Under the new farm bill, qualifying spouses are eligible to be considered separate persons for payment limitation purposes, rather than being automatically combined under one limitation with their spouse as they have been in previous farm bills.
State and local governments were eligible for payments prior to enactment of the 2008 farm bill. The 2008 act and this rule make such jurisdictions ineligible for payments unless such payments are earned on state-owned land and are used to support public schools. Payments under this exception are limited to $500,000 annually; the limitation is waived for states with a population of less than 1.5 million.
Under the interim final rule, the addition of individuals or entities to an existing operation to qualify for additional payments is more restrictive than under previous regulations. The prior rule in effect since 1988 said the acquisition of new cropland to the farming operation of at least 20% qualifies for the increase of an unlimited number of new persons and/or legal entities as eligible for payment.
“The rule changes the 20% increase requirement from cropland to base acres and only allows for the addition of one new person to the operation,” USDA says. “However, based on the magnitude and complexity of the change in the farming operation, the state Farm Service Agency office may approve additional persons or legal entities for payment in the farming operation.”
The change eliminates the loophole that previously allowed an unlimited increase in the number of limitations that could accompany a 20% increase in eligible land area that meets the definition of cropland.
For commodity and disaster programs, the new farm bill reduced the adjusted gross income (AGI) limitation from $2.5 million AGI from all sources to a three-year average non-farm AGI of $500,000. Also, under the new regulations, an individual or entity must have a three-year average AGI less than or equal to $750,000/year from farm income in order to qualify for direct payments issued under the Direct and Counter-cyclical Program.

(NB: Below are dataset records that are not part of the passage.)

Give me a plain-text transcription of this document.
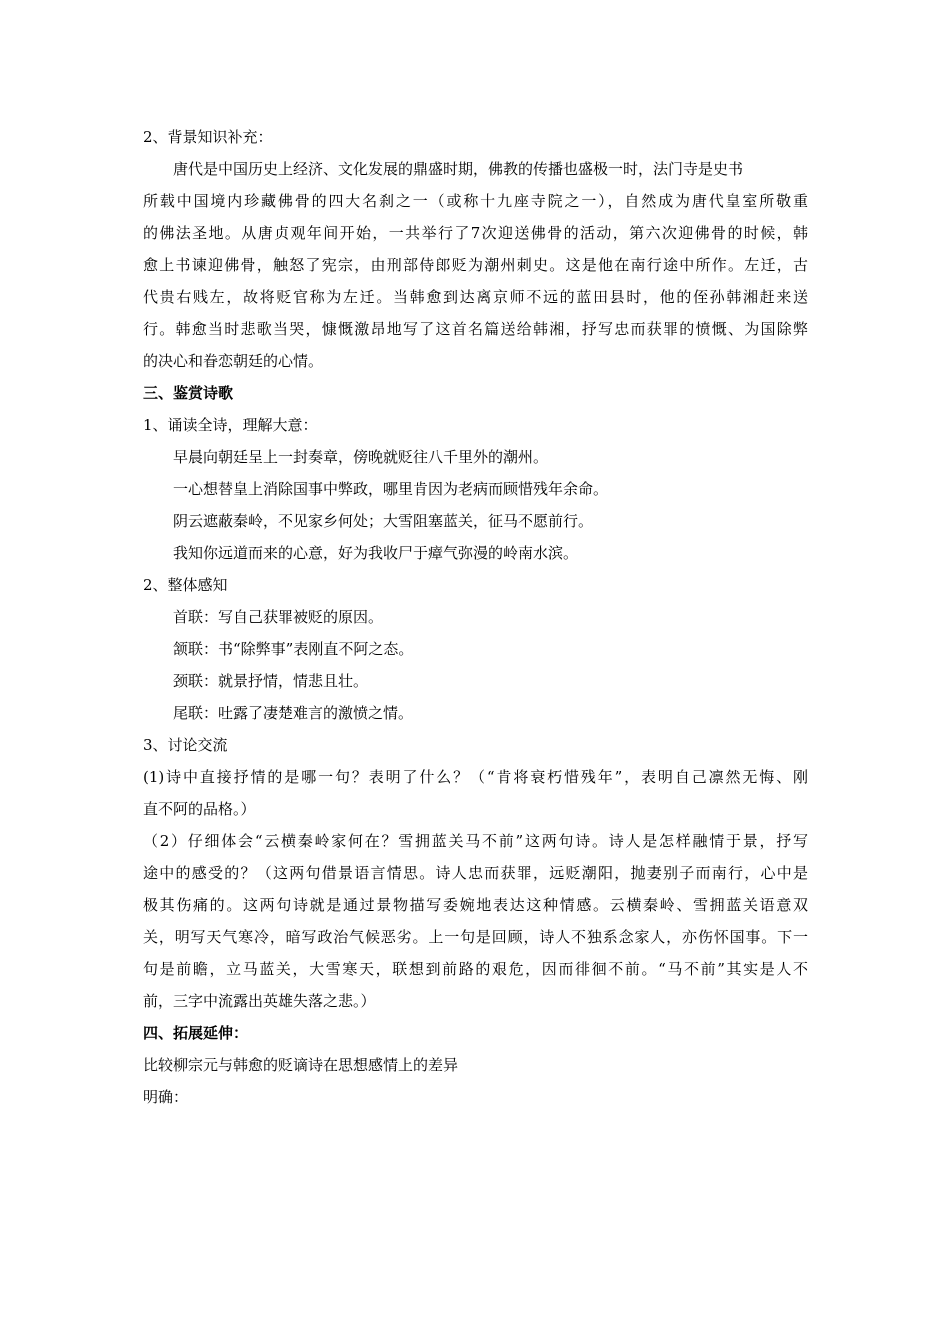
2、背景知识补充：
唐代是中国历史上经济、文化发展的鼎盛时期，佛教的传播也盛极一时，法门寺是史书
所载中国境内珍藏佛骨的四大名刹之一（或称十九座寺院之一），自然成为唐代皇室所敬重
的佛法圣地。从唐贞观年间开始，一共举行了7次迎送佛骨的活动，第六次迎佛骨的时候，韩
愈上书谏迎佛骨，触怒了宪宗，由刑部侍郎贬为潮州刺史。这是他在南行途中所作。左迁，古
代贵右贱左，故将贬官称为左迁。当韩愈到达离京师不远的蓝田县时，他的侄孙韩湘赶来送
行。韩愈当时悲歌当哭，慷慨激昂地写了这首名篇送给韩湘，抒写忠而获罪的愤慨、为国除弊
的决心和眷恋朝廷的心情。
三、鉴赏诗歌
1、诵读全诗，理解大意：
早晨向朝廷呈上一封奏章，傍晚就贬往八千里外的潮州。
一心想替皇上消除国事中弊政，哪里肯因为老病而顾惜残年余命。
阴云遮蔽秦岭，不见家乡何处；大雪阻塞蓝关，征马不愿前行。
我知你远道而来的心意，好为我收尸于瘴气弥漫的岭南水滨。
2、整体感知
首联：写自己获罪被贬的原因。
颔联：书“除弊事”表刚直不阿之态。
颈联：就景抒情，情悲且壮。
尾联：吐露了凄楚难言的激愤之情。
3、讨论交流
(1)诗中直接抒情的是哪一句？表明了什么？（“肯将衰朽惜残年”，表明自己凛然无悔、刚
直不阿的品格。）
（2）仔细体会“云横秦岭家何在？雪拥蓝关马不前”这两句诗。诗人是怎样融情于景，抒写
途中的感受的？（这两句借景语言情思。诗人忠而获罪，远贬潮阳，抛妻别子而南行，心中是
极其伤痛的。这两句诗就是通过景物描写委婉地表达这种情感。云横秦岭、雪拥蓝关语意双
关，明写天气寒冷，暗写政治气候恶劣。上一句是回顾，诗人不独系念家人，亦伤怀国事。下一
句是前瞻，立马蓝关，大雪寒天，联想到前路的艰危，因而徘徊不前。“马不前”其实是人不
前，三字中流露出英雄失落之悲。）
四、拓展延伸：
比较柳宗元与韩愈的贬谪诗在思想感情上的差异
明确：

The definition of income derived from farming, ranching and forestry operations was expanded to include, among other items, such items as the packing, storing and transporting of agricultural commodities; production of livestock products; farm-based production of renewable bio-energy; and in some instances, the providing of operational inputs to farmers, ranchers and foresters.

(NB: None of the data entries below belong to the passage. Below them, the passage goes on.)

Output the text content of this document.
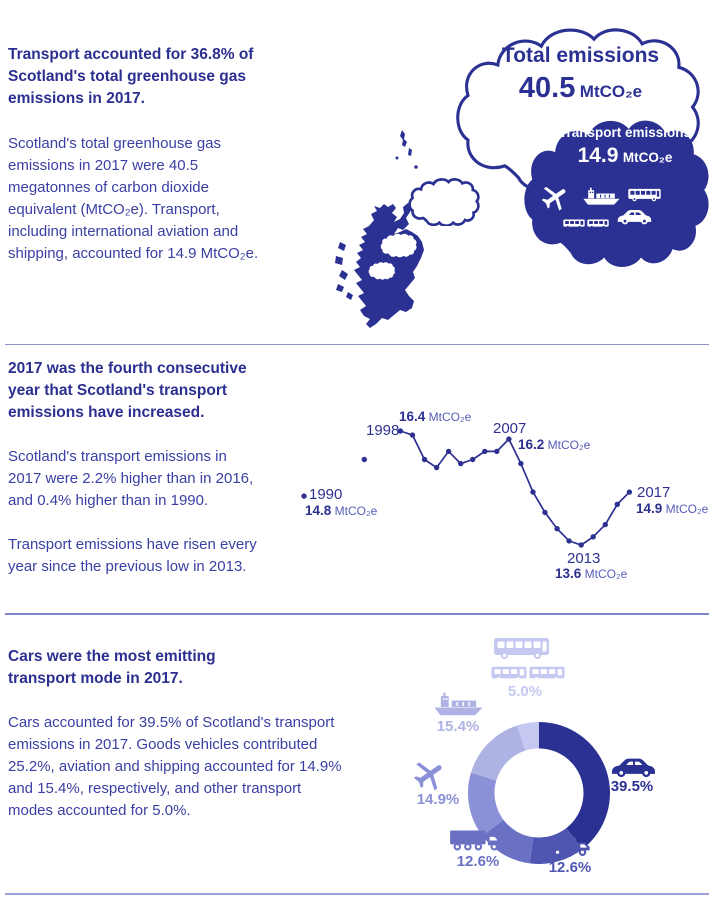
Transport accounted for 36.8% of Scotland's total greenhouse gas emissions in 2017.
Scotland's total greenhouse gas emissions in 2017 were 40.5 megatonnes of carbon dioxide equivalent (MtCO₂e). Transport, including international aviation and shipping, accounted for 14.9 MtCO₂e.
Total emissions
40.5 MtCO₂e
Transport emissions
14.9 MtCO₂e
2017 was the fourth consecutive year that Scotland's transport emissions have increased.
Scotland's transport emissions in 2017 were 2.2% higher than in 2016, and 0.4% higher than in 1990.
Transport emissions have risen every year since the previous low in 2013.
1990
14.8 MtCO₂e
1998
16.4 MtCO₂e
2007
16.2 MtCO₂e
2013
13.6 MtCO₂e
2017
14.9 MtCO₂e
Cars were the most emitting transport mode in 2017.
Cars accounted for 39.5% of Scotland's transport emissions in 2017. Goods vehicles contributed 25.2%, aviation and shipping accounted for 14.9% and 15.4%, respectively, and other transport modes accounted for 5.0%.
5.0%
15.4%
14.9%
12.6%	12.6%
39.5%
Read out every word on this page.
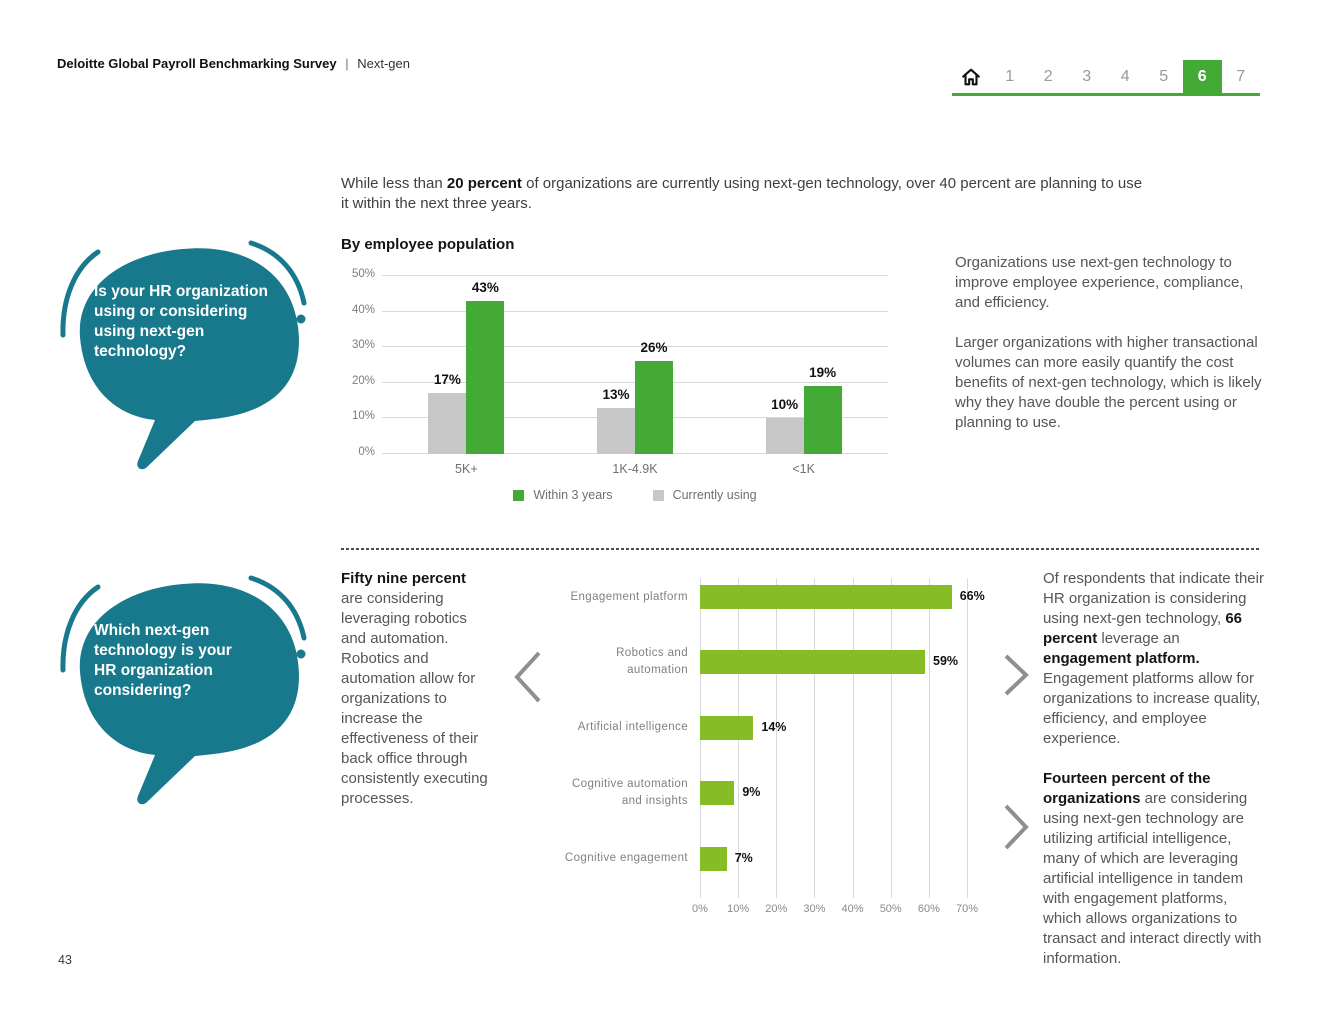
Deloitte Global Payroll Benchmarking Survey | Next-gen
1	2	3	4	5	6	7
While less than 20 percent of organizations are currently using next-gen technology, over 40 percent are planning to use it within the next three years.
Is your HR organization using or considering using next-gen technology?
By employee population
0%
10%
20%
30%
40%
50%
17%
43%
5K+
13%
26%
1K-4.9K
10%
19%
<1K
Within 3 years	Currently using

Organizations use next-gen technology to improve employee experience, compliance, and efficiency.

Larger organizations with higher transactional volumes can more easily quantify the cost benefits of next-gen technology, which is likely why they have double the percent using or planning to use.

Which next-gen technology is your HR organization considering?

Fifty nine percent
are considering leveraging robotics and automation. Robotics and automation allow for organizations to increase the effectiveness of their back office through consistently executing processes.

0%	10%	20%	30%	40%	50%	60%	70%
Engagement platform	66%
Robotics and automation
59%
Artificial intelligence	14%
Cognitive automation and insights
9%
Cognitive engagement	7%

Of respondents that indicate their HR organization is considering using next-gen technology, 66 percent leverage an engagement platform. Engagement platforms allow for organizations to increase quality, efficiency, and employee experience.

Fourteen percent of the organizations are considering using next-gen technology are utilizing artificial intelligence, many of which are leveraging artificial intelligence in tandem with engagement platforms, which allows organizations to transact and interact directly with information.

43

For conservation programs, the average nonfarm AGI limitation is $1 million or less for eligibility. However, an individual or entity who has non-farm AGI in excess of $1 million remains eligible for conservation programs only if 66.66% or more of the total AGI is derived from farming, ranching and forestry operations.
“In addition, the AGI limitation for conservation programs may be waived on a case-by-case basis if it is determined that environmentally sensitive land of special significance would be protected,” the USDA press release said.
The new farm bill required USDA to issue implementing regulations for the new farm bill within 90 days of enactment, which occurred in June. It also said USDA was to offer a 22% advance direct payment to eligible producers by Dec. 1.
USDA has announced some implementing regulations, but has been unable to announce a sign up for the Direct and Counter-Cyclical Payment program – and the availability of the 22% advance direct payment – until Dec. 19. The signup for the DCP program began Dec. 22.
Secretary Schafer told reporters attending a press briefing at the World Food Prize Symposium in Des Moines, IA, last week he’d submitted the rules for actively engaged to the White House for review. Apparently, the Office of Management and Budget required more than two months to approve the controversial payment limit rules.
Normally, USDA is required to set a 60- to 90-day period for public comment on such a rule, but it can also issue an interim final regulation and schedule a 30-day comment simultaneously to expedite the rulemaking process.